Third quarter earnings excluding identified items and on a current cost of supply basis stood at $4.5 billion as against a projected range of between $4.9 and $5.1 billion, down from $6.6 billion a year ago.

The company's shares were down 4.6 per cent to £24.3 in the morning even as expectations of better than forecast BP results had been high yesterday.

According to chief executive Peter Voser, who is due to step down from the western world's number three oil company at the end of the year, actions taken on costs and shareholder payouts during the year so far "underline our commitment to shareholder returns", as he echoed an industry theme for the quarter as the sector underperformed the broader market and investors feared rising costs would erode capacity to pay dividends.

The world's largest oil company Exxon Mobil is due to report its results later today. The profit decline came on significantly weaker industry refining conditions, that had been widely flagged by the company and others in the industry.

However, rising costs in both production and finding operations in the main oil and gas division were also major contributors along with  production impacts from maintenance and asset replacement activities.

Meanwhile, Shell shares were down 4 per cent in early trading.

According to Shell, it took a $300-million hit due to the impact of the widespread oil theft and ensuing disruption it continued to battle in the Niger Delta. A blockade of the Nigeria LNG plant was also responsible.

Production from Nigeria declined by 65,000 barrels of oil and gas a day as against the same period of 2012.

Shell announced third quarter dividend at 45 cents per share, up 5 per cent from the same quarter of 2012 but unchanged from the second quarter of this year.

According to Shell the exceptional items included impairments of $234 million largely related to various offshore properties in North America.

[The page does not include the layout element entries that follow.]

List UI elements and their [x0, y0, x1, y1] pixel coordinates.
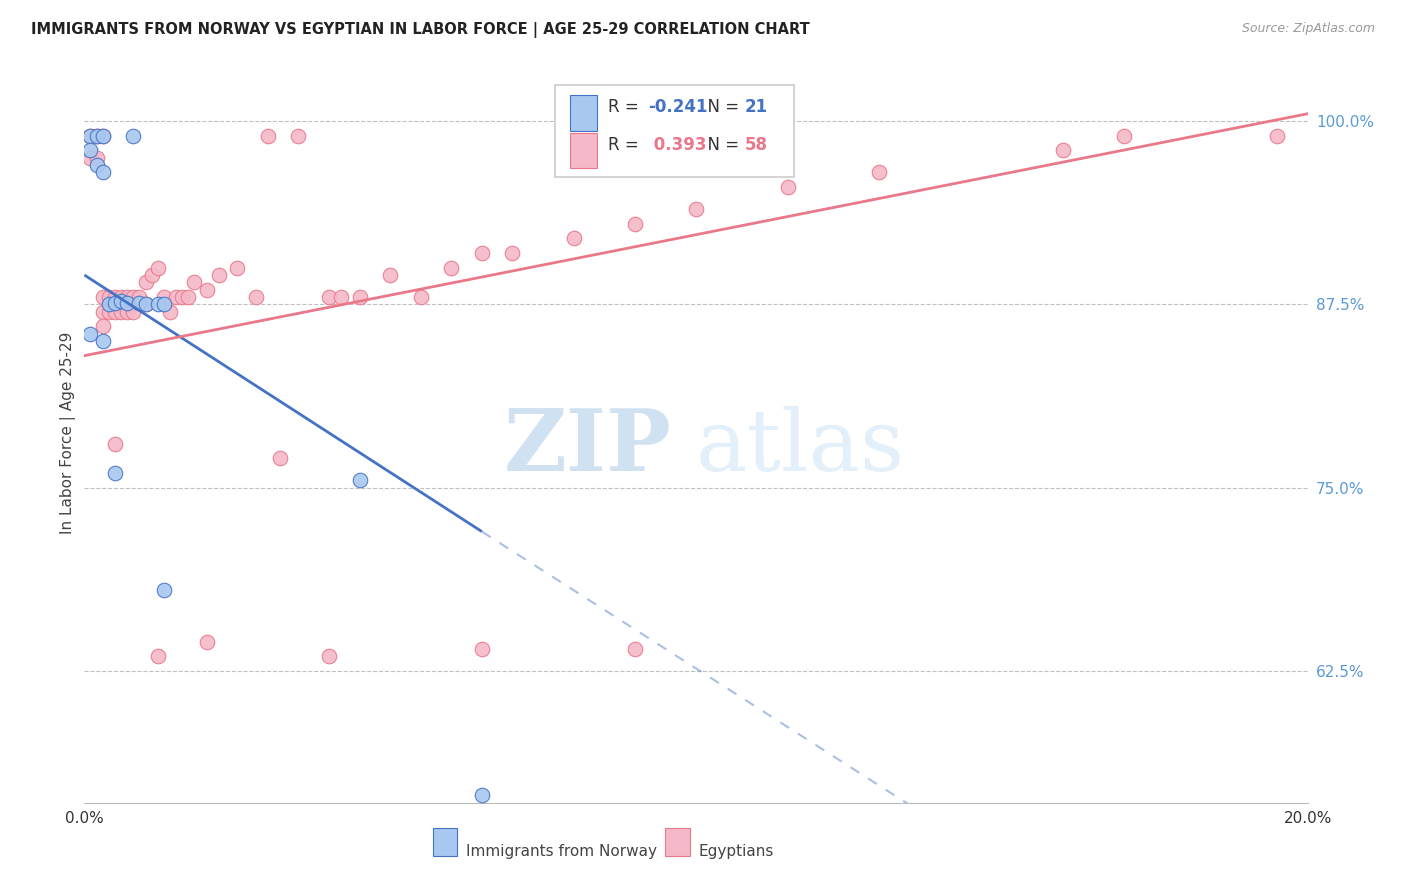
Point	[257, 128, 280, 143]
Point	[128, 290, 150, 304]
Point	[165, 290, 187, 304]
Point	[97, 304, 120, 318]
Point	[110, 304, 132, 318]
Bar	[569, 95, 598, 130]
Point	[349, 290, 371, 304]
Point	[471, 246, 494, 260]
Text: R =: R =	[607, 98, 644, 116]
Point	[1114, 128, 1136, 143]
Point	[97, 297, 120, 311]
Point	[624, 641, 647, 656]
Point	[110, 294, 132, 309]
Text: N =: N =	[697, 136, 745, 154]
Point	[79, 326, 101, 341]
Point	[97, 290, 120, 304]
Point	[86, 158, 108, 172]
Point	[562, 231, 585, 245]
Point	[79, 128, 101, 143]
Point	[172, 290, 194, 304]
Bar	[569, 133, 598, 169]
Text: 0.393: 0.393	[648, 136, 707, 154]
FancyBboxPatch shape	[555, 85, 794, 178]
Text: R =: R =	[607, 136, 644, 154]
Point	[330, 290, 353, 304]
Point	[79, 128, 101, 143]
Point	[318, 649, 340, 664]
Point	[104, 304, 127, 318]
Text: IMMIGRANTS FROM NORWAY VS EGYPTIAN IN LABOR FORCE | AGE 25-29 CORRELATION CHART: IMMIGRANTS FROM NORWAY VS EGYPTIAN IN LA…	[31, 22, 810, 38]
Point	[471, 789, 494, 803]
Point	[380, 268, 402, 282]
Point	[141, 268, 163, 282]
Text: atlas: atlas	[696, 406, 905, 489]
Point	[122, 128, 145, 143]
Point	[153, 297, 176, 311]
Point	[269, 451, 291, 466]
Point	[115, 304, 138, 318]
Point	[91, 128, 114, 143]
Point	[104, 296, 127, 310]
Point	[177, 290, 200, 304]
Point	[502, 246, 524, 260]
Point	[685, 202, 707, 216]
Bar	[665, 828, 690, 856]
Point	[287, 128, 309, 143]
Point	[153, 290, 176, 304]
Point	[146, 297, 169, 311]
Point	[226, 260, 249, 275]
Point	[471, 641, 494, 656]
Point	[183, 276, 205, 290]
Text: 58: 58	[745, 136, 768, 154]
Point	[91, 334, 114, 348]
Point	[79, 144, 101, 158]
Point	[1052, 144, 1074, 158]
Point	[135, 297, 157, 311]
Point	[195, 634, 218, 648]
Point	[122, 290, 145, 304]
Point	[146, 260, 169, 275]
Point	[146, 649, 169, 664]
Point	[115, 290, 138, 304]
Point	[86, 151, 108, 165]
Point	[128, 296, 150, 310]
Point	[1265, 128, 1288, 143]
Text: 21: 21	[745, 98, 768, 116]
Point	[624, 217, 647, 231]
Point	[91, 128, 114, 143]
Text: Immigrants from Norway: Immigrants from Norway	[465, 844, 657, 858]
Point	[159, 304, 181, 318]
Point	[318, 290, 340, 304]
Point	[91, 304, 114, 318]
Point	[349, 473, 371, 487]
Point	[245, 290, 267, 304]
Point	[91, 165, 114, 179]
Point	[86, 128, 108, 143]
Text: ZIP: ZIP	[503, 406, 672, 490]
Y-axis label: In Labor Force | Age 25-29: In Labor Force | Age 25-29	[60, 332, 76, 533]
Point	[869, 165, 891, 179]
Text: -0.241: -0.241	[648, 98, 707, 116]
Point	[135, 297, 157, 311]
Point	[195, 283, 218, 297]
Point	[79, 151, 101, 165]
Point	[776, 180, 799, 194]
Text: N =: N =	[697, 98, 745, 116]
Point	[440, 260, 463, 275]
Point	[135, 276, 157, 290]
Bar	[433, 828, 457, 856]
Point	[115, 296, 138, 310]
Point	[110, 290, 132, 304]
Text: Egyptians: Egyptians	[699, 844, 773, 858]
Point	[91, 290, 114, 304]
Point	[86, 128, 108, 143]
Point	[122, 304, 145, 318]
Point	[104, 290, 127, 304]
Point	[91, 319, 114, 334]
Point	[409, 290, 432, 304]
Point	[104, 436, 127, 450]
Point	[153, 583, 176, 598]
Point	[208, 268, 231, 282]
Point	[104, 466, 127, 480]
Text: Source: ZipAtlas.com: Source: ZipAtlas.com	[1241, 22, 1375, 36]
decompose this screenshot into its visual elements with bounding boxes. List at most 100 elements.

According to a spokesman, the impairment was a result of an annual accounting audit and was not related to any single major project, such as Shell's ill-fated drilling campaign off Alaska.

Shell's earnings were given on a 'current cost of supply' basis, which stripped out changes to the value of its oil inventory.

The Telegraph quoted Andrew Whittock, oil analyst at Liberum Capital, as saying , overall, the third quarter results were disappointing and Liberum  expected to revise its forecasts down by 10 per cent.